Notes by TŌN harpist Emily Melendes
In the Navy
Rimsky-Korsakov’s Symphony No. 1 has perhaps the strangest origin story of any musical work I’ve performed. Born in Russia, Rimsky-Korsakov was fascinated by music from early boyhood; he marveled at the wonders of opera, learned to play the piano, and even began writing compositions at the age of ten. When he turned 17, however, his family decided piano lessons should take a back seat to a career in the Russian navy. His former piano teacher suggested he study theory and composition in lieu of an instrument, a path that in 1861 led him to Mily Balakirev, who would become Rimsky-Korsakov’s mentor and collaborator. Balakirev gave the fledgling composer a monumental initial challenge: write an entire symphony. Rimsky-Korsakov set about this task eagerly, but naval duty interfered, and at the age of 18 he began a three-year tour with only an initial draft of the symphony’s first and final movements. He initially preferred the company of his composition to that of his fellow seamen and wrote the second movement of his symphony while at sea, dutifully stopping to buy additional scores at port cities to further his self-taught studies. Quickly, though, the wonders of the world took hold of him. For the first time he experienced London, Rio de Janiero, and Niagra Falls. He absorbed the writings of Goethe, Schiller, and Homer, and returned home to St. Petersburg in 1865 to compose the third movement of his symphony, the Scherzo. Balakirev edited and polished the work, and by December 31st of that same year, Balakirev conducted and premiered the symphony at his Free School of Music.
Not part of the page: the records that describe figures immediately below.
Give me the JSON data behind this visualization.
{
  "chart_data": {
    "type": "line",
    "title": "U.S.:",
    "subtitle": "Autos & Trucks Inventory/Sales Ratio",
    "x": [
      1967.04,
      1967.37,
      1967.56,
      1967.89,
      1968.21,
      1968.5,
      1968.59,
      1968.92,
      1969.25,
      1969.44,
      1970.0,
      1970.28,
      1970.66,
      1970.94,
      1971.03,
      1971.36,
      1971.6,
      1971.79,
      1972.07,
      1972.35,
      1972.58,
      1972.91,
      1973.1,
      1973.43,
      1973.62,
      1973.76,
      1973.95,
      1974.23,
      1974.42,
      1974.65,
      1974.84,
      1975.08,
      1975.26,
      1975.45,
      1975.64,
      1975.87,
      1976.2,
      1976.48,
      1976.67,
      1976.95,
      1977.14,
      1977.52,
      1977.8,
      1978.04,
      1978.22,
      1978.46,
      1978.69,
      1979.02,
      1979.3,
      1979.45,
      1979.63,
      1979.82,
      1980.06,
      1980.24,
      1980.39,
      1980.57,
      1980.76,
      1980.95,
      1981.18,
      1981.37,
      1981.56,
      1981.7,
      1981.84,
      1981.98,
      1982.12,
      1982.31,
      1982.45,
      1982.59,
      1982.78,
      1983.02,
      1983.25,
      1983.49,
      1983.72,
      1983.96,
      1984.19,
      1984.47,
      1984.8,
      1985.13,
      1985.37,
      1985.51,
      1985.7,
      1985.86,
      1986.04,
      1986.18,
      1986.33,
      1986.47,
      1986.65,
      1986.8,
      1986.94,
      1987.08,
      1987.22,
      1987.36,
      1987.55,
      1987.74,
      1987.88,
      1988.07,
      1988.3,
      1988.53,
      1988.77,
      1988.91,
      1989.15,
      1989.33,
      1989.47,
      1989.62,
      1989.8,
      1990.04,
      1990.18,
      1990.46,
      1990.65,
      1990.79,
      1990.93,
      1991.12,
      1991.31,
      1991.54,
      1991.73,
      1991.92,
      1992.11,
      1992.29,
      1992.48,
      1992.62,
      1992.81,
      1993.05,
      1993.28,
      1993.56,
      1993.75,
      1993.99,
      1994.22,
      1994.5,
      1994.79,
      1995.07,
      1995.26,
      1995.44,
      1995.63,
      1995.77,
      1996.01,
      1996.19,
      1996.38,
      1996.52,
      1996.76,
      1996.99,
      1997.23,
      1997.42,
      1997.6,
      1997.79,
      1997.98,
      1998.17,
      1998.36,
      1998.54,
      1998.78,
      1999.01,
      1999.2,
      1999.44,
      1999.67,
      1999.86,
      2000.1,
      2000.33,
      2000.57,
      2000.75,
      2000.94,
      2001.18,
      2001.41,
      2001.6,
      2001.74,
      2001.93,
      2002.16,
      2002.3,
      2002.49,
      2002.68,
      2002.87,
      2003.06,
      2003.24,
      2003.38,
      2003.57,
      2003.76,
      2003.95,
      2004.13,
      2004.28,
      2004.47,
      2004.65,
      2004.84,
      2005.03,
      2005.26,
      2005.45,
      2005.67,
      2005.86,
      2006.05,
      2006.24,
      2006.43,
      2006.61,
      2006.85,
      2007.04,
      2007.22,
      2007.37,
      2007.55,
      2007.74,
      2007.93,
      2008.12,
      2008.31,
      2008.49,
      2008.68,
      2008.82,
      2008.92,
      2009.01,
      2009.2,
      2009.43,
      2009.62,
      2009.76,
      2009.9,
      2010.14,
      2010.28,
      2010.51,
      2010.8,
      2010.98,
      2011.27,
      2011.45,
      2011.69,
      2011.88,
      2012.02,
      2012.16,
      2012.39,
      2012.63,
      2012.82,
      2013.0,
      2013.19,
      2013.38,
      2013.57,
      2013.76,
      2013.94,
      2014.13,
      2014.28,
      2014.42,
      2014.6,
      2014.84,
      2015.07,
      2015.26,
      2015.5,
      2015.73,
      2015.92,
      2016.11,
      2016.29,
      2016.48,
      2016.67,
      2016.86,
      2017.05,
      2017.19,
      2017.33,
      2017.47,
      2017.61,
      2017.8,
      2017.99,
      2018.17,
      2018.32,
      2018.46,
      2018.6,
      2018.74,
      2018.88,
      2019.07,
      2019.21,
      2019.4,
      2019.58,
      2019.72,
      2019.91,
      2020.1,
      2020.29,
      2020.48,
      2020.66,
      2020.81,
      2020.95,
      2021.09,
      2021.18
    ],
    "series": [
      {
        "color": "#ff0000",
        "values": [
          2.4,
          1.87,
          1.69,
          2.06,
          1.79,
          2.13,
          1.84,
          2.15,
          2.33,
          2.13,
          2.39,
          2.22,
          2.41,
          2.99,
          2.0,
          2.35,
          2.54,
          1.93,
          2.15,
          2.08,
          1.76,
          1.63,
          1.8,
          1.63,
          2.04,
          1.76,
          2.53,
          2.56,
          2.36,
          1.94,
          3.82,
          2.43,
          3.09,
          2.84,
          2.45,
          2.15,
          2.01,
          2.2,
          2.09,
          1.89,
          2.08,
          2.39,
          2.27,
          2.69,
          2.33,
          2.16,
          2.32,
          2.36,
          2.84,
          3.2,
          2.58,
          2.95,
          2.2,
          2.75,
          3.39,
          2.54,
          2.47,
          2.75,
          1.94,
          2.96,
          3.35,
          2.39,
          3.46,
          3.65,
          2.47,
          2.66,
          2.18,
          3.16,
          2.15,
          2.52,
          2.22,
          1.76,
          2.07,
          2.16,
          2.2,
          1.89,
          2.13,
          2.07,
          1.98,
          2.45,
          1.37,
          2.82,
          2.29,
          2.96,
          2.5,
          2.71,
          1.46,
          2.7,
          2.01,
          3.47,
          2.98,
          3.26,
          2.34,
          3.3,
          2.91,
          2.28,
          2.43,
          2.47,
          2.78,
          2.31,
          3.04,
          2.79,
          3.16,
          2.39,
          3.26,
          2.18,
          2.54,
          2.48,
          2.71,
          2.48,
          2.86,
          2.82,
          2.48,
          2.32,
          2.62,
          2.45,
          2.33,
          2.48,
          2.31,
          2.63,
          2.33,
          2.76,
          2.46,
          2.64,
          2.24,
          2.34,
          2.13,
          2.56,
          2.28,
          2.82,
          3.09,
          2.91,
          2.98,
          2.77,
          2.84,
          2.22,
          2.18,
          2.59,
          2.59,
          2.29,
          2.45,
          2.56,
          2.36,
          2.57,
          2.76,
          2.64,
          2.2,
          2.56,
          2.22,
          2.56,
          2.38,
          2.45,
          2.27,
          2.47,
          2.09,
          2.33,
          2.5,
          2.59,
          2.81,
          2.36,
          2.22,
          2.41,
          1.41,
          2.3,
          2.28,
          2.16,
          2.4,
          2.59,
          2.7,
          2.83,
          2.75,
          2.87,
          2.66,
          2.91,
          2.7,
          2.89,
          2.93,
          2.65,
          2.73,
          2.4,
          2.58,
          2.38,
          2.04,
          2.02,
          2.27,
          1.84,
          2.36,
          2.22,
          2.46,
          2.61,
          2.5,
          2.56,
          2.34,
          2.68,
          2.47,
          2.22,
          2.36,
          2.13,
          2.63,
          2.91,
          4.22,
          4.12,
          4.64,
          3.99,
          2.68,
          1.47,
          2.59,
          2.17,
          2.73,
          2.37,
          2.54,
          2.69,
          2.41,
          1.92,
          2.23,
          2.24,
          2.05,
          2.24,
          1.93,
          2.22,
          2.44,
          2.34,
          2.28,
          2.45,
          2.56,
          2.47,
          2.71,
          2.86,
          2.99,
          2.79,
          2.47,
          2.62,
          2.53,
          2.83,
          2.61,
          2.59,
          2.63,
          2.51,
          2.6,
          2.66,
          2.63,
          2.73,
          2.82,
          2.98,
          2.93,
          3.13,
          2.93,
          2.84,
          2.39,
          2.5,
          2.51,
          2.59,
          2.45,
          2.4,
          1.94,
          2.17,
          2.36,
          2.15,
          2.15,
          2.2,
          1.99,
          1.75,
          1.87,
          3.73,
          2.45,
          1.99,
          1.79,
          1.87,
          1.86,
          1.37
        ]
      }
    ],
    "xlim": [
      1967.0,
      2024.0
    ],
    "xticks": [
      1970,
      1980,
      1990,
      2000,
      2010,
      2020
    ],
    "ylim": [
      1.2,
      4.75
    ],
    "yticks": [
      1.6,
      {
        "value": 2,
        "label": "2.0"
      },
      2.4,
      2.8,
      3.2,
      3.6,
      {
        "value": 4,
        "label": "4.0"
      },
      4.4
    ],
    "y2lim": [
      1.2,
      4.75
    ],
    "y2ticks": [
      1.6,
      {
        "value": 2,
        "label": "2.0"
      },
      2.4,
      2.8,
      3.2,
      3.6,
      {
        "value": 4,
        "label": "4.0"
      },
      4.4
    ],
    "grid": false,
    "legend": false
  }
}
The First “Russian Symphony”
Rimsky-Korsakov’s friends hailed the work as the first truly Russian symphony due to Rimsky-Korsakov’s use of Russian folk melodies and his avoidance of traditionally German compositional techniques. I find it interesting, though, that the first “Russian symphony” came about through Rimsky-Korsakov’s tour of the wider world, and I enjoy looking at his work through this lens. The piece brims with youthful exuberance and pizzazz, and while perhaps lacking the sophisticated compositional mastery of his later works, to me it tells a tale of adventure and discovery, one rife with Russian identity and tender recollections of home. From the bombastic statement of the first movement, to the swelling sincerity of the second, the frenzied energy of the Scherzo, and the densely packed resplendency of the fourth movement, Rimsky-Korsakov’s Symphony No. 1 is a treat both to hear and to perform. I hope you enjoy its creativity and imagination as much as I have.